Jumlah Tenaga PNS Yang Akan Pensiun Hingga 2020
Pembukaan lowongan CPNS juga berkaitan erat dengan jumlah tenaga PNS yang akan pensiun. Hingga tahun 2020 sedikitnya akan ada 752.271 pegawai yang akan masuk pada masa pensiun. Adanya pegawai yang pensiun tentu akan ada beberapa pos yang kosong. Inilah jalan satu-satunya yang menjadi alasan untuk penerimaan CPNS khususnya untuk jalur umum. Namun tentu saja jumlahnya tidak akan melebihi jumlah pegawai yang pensiun tersebut.

Nah karena jumlah pegawai yang akan pensiun hingga tahun 2020 cukup banyak, maka setelah melakukan moratorium selama 2 tahun, akhirnya pemerintah kembali membuka rekrutmen CPNS 2017. Hal ini dipertegas dalam surat MenPan-RB tanggal 25 April 2017 silam yang ditujukan langsung pada instansi pusat maupun daerah.
Di dalam surat tersebut, masing-masing instansi diwajibkan untuk membuat perencanaan mengenai kebutuhan tenaga PNS hingga 5 tahun ke depan.

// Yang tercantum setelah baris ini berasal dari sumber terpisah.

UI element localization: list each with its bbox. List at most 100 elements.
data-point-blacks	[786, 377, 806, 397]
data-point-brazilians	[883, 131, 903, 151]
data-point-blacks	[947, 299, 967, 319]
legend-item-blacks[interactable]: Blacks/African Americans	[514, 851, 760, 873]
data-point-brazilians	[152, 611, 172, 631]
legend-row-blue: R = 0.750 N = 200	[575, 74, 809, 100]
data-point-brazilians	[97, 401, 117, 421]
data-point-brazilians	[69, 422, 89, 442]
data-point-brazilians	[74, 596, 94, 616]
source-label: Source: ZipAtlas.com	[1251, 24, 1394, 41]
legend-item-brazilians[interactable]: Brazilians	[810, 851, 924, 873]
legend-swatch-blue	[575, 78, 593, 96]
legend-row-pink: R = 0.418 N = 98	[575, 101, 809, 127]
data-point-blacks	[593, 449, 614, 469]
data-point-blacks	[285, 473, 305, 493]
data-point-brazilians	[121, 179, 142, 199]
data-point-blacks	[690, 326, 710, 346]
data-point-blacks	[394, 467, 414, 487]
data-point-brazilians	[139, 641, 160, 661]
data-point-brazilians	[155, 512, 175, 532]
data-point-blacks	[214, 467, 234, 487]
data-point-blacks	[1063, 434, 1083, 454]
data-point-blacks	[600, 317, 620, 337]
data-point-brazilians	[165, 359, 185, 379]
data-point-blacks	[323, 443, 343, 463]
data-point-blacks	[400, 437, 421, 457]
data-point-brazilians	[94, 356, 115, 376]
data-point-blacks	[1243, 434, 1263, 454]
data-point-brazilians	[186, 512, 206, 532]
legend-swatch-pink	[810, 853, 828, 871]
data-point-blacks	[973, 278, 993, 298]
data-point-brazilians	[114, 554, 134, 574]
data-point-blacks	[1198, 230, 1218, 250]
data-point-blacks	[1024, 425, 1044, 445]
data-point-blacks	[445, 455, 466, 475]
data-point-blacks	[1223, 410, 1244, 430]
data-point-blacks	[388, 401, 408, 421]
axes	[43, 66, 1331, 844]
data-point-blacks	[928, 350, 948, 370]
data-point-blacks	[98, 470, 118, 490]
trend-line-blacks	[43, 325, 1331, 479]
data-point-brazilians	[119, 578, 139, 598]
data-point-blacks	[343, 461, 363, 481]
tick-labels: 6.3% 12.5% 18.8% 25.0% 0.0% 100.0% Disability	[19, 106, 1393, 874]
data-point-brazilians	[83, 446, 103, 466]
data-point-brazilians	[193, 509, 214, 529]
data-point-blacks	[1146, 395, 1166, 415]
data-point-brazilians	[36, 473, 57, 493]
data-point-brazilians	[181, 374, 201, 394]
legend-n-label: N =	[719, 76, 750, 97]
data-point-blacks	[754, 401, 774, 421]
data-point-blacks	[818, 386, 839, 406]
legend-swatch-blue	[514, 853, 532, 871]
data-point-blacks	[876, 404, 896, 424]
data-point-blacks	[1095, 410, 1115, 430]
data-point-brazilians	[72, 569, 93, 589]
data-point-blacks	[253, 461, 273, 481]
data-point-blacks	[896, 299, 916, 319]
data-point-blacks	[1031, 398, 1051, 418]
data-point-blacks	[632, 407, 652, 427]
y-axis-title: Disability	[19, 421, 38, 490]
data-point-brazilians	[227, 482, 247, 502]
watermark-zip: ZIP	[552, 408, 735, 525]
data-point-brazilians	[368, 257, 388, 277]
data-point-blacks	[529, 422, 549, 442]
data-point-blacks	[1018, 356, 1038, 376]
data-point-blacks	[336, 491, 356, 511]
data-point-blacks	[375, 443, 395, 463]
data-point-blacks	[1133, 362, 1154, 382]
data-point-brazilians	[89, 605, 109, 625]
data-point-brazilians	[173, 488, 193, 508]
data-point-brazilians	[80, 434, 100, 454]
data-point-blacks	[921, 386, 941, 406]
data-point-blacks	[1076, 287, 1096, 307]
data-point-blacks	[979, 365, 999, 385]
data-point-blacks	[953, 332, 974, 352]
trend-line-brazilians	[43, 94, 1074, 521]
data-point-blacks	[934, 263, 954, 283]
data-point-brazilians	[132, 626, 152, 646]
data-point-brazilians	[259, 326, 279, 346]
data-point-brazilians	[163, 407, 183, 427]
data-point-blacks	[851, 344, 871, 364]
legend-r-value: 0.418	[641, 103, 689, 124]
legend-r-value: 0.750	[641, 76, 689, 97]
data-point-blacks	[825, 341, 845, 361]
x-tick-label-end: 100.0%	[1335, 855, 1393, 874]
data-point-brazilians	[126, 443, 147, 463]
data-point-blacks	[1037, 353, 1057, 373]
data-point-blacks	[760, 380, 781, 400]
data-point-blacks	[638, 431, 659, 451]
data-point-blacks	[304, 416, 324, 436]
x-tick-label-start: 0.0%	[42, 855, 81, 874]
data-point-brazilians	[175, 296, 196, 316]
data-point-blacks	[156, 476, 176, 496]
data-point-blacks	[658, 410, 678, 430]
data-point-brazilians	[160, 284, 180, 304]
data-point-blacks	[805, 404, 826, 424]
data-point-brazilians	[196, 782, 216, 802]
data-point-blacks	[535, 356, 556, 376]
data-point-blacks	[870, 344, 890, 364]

Semua data perencanaan tersebut harus diinput ke dalam aplikasi e-formasi. Khusus untuk instansi di daerah, hanya dibatasi pada kebutuhan guru, dokter, perawat serta jabatan-jabatan yang hanya berkaitan dengan pembangunan infrastruktur saja.
Oleh sebab itu, untuk anda yang masih memiliki cita-cita menjadi PNS, saat ini dengan dibukanya CPNS 2017, anda memiliki kesempatan yang besar hingga 2020 nanti untuk bersaing dengan yang lainnya untuk mendapatkan pos jabatan yang anda impikan selama ini.